Internal Medicine Section DOI : 10.7860/JCDR/2018/37350.12164
Year : 2018 | Month : Oct | Volume : 12 | Issue : 10 Page : OD11 - OD13

Outcome of Drug Resistant Severe Atrial Tachycardia During Pregnancy treated with Catheter Ablation

Gamze Aslan1, Omer Yildiz2, Hale Bengisu3, Ferit Onur Mutluer4, Remzi Karaoguz5

1 Department of Cardiology, KOC University Hospital, Istanbul, Turkey.
2 Department of Cardiology, KOC University Hospital, Istanbul, Turkey.
3 Department of Gynecology and Obstetrics, KOC University Hospital, Istanbul, Turkey.
4 Department of Cardiology, KOC University Hospital, Istanbul, Turkey.
5 Department of Cardiology, KOC University Hospital, Istanbul, Turkey.


NAME, ADDRESS, E-MAIL ID OF THE CORRESPONDING AUTHOR: Gamze Aslan, Department of Cardiology, KOC University Hospital, Topkapi, Istanbul, Turkey.
E-mail: gamzeaslan@e-mail.com.tr
Abstract

A 24-year-old primigravid woman at 28 weeks of gestation was admitted to the hospital because of drug-refractory atrial tachycardia and heart failure. The arrhythmia did not respond to drug therapy and electrical cardioversion. Since tachycardia was intractable and had potentially life-threatening consequences for mother and foetus, it was decided to ablate the tachycardia after a multidisciplinary meeting. During the procedure, maternal hypotension occurred, consequently causing persistent foetal heart rate reduction. Radiofrequency ablation was immediately cancelled and emergency caesarean divtion was carried out. After 72 hours after the caesarean-divtion, successful RF ablation could be performed. Mother was discharged on the seventh postoperative day. The newborn was hospitalised until having reached 2500 g and he was discharged in good condition. Mother’s left ventricle systolic function significantly improved and no atrial tachyarrhythmia was observed on the sixth month follow-up visit.

Case Report

A 24-year-old primigravid woman at 28 weeks of gestation had palpitations and dyspnea which limited her physical activity for the last week. Her functional status was Class III-IV according to the NYHA scale. She was referred to our arrhythmia clinic for incessant supraventricular tachycardia for further investigation and treatment.

On the day of the admission her blood pressure was 90/60 mmHg and heart rate was between 160 and 180 beats per minute. A 3/6 pan systolic murmur at the apical area was noted and fine crepitations were present in the lung basal areas. Other than having had frequent tonsillitis attack throughout the childhood, her past medical history was uneventful. Abdominal examination was consistent with a 28-week pregnancy. The remaining examination was unremarkable.

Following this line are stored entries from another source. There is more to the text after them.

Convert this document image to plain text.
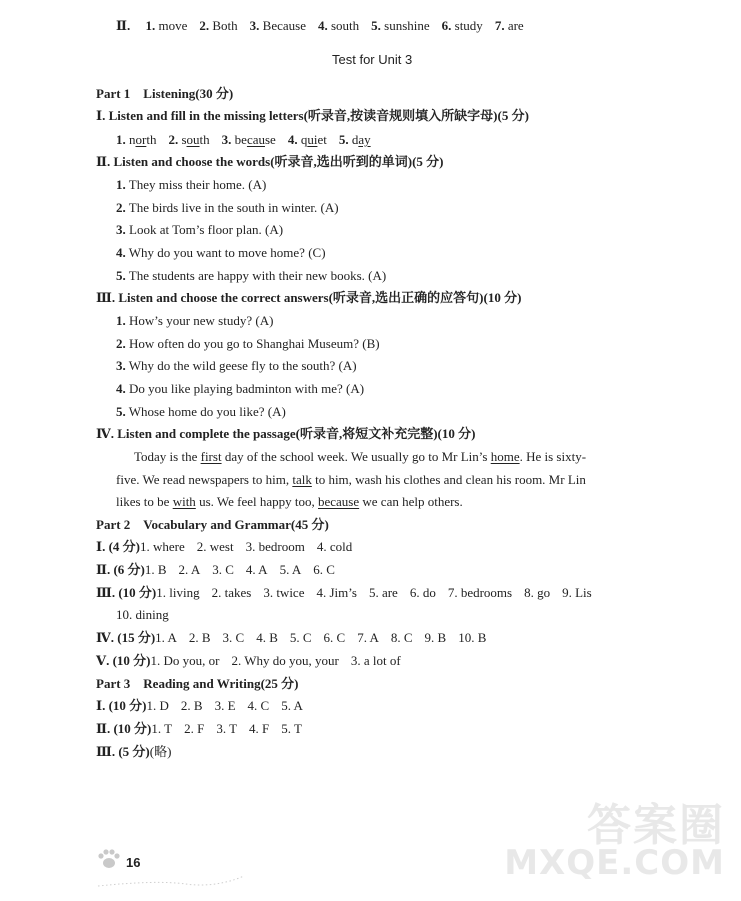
Ⅱ. 1. move 2. Both 3. Because 4. south 5. sunshine 6. study 7. are
Test for Unit 3
Part 1　Listening(30 分)
Ⅰ. Listen and fill in the missing letters(听录音,按读音规则填入所缺字母)(5 分)
1. north 2. south 3. because 4. quiet 5. day
Ⅱ. Listen and choose the words(听录音,选出听到的单词)(5 分)
1. They miss their home. (A)
2. The birds live in the south in winter. (A)
3. Look at Tom’s floor plan. (A)
4. Why do you want to move home? (C)
5. The students are happy with their new books. (A)
Ⅲ. Listen and choose the correct answers(听录音,选出正确的应答句)(10 分)
1. How’s your new study? (A)
2. How often do you go to Shanghai Museum? (B)
3. Why do the wild geese fly to the south? (A)
4. Do you like playing badminton with me? (A)
5. Whose home do you like? (A)
Ⅳ. Listen and complete the passage(听录音,将短文补充完整)(10 分)
Today is the first day of the school week. We usually go to Mr Lin’s home. He is sixty-
five. We read newspapers to him, talk to him, wash his clothes and clean his room. Mr Lin
likes to be with us. We feel happy too, because we can help others.
Part 2　Vocabulary and Grammar(45 分)
Ⅰ. (4 分)1. where 2. west 3. bedroom 4. cold
Ⅱ. (6 分)1. B 2. A 3. C 4. A 5. A 6. C
Ⅲ. (10 分)1. living 2. takes 3. twice 4. Jim’s 5. are 6. do 7. bedrooms 8. go 9. Lis
10. dining
Ⅳ. (15 分)1. A 2. B 3. C 4. B 5. C 6. C 7. A 8. C 9. B 10. B
Ⅴ. (10 分)1. Do you, or 2. Why do you, your 3. a lot of
Part 3　Reading and Writing(25 分)
Ⅰ. (10 分)1. D 2. B 3. E 4. C 5. A
Ⅱ. (10 分)1. T 2. F 3. T 4. F 5. T
Ⅲ. (5 分)(略)
16
答案圈
MXQE.COM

Her initial 12-lead electrocardiogram showed a narrow QRS complex, tachycardia (SVT) at 160 beats per minute with P waves that were negative in the inferior limb leads, biphasic in V1 and positive in a VL [Table/Fig-1a]. She had mild anaemia (haemoglobin was 11.2 g/dL), leukocytosis (13.400/mm3) and normal range of platelet (311.000/mm3). Thyroid, kidney and liver function tests were all within the normal ranges. INR was 0.97 and her NTproBNP result was 2248 pg/mL. Obstetric assessment revealed a viable single fetus with Actual Ultrasound Age (AUA) 28 weeks. Non Stress Test (NST) results were reactive. Preeclampsia was ruled out.

a) The electrocardiography demonstrated the atrial tachycardia; b) Transthoracic echocardiographic examination showed decreased left ventricular systolic function and severe eccentric mitral valve insufficiency.

Transthoracic Echocardiographic Examination (TTE) showed decreased left ventricular systolic function (ejection fraction was 38%), global hypokinesia of left ventricle, dilatation of left atrium (4.5 cm), severe eccentric mitral valve insufficiency and mild tricuspid valve insufficiency. Mitral valve’s thickness was increased and estimated systolic pulmonary artery pressure was 34 mmHg on TTE examination [Table/Fig-1b].

The arrhythmia did not respond to intravenous adenosine, metoprolol and digoxin therapy and tachycardia continued with a 1:1 AV conduction. She was given intravenous amiodarone for this potentially life-threatening tachyarrhythmia. Although tachycardia rate decreased slightly, her haemodynamic condition got worse and amiodarone was stopped. Electric cardioversion was performed but failed so; she was referred for catheter ablation.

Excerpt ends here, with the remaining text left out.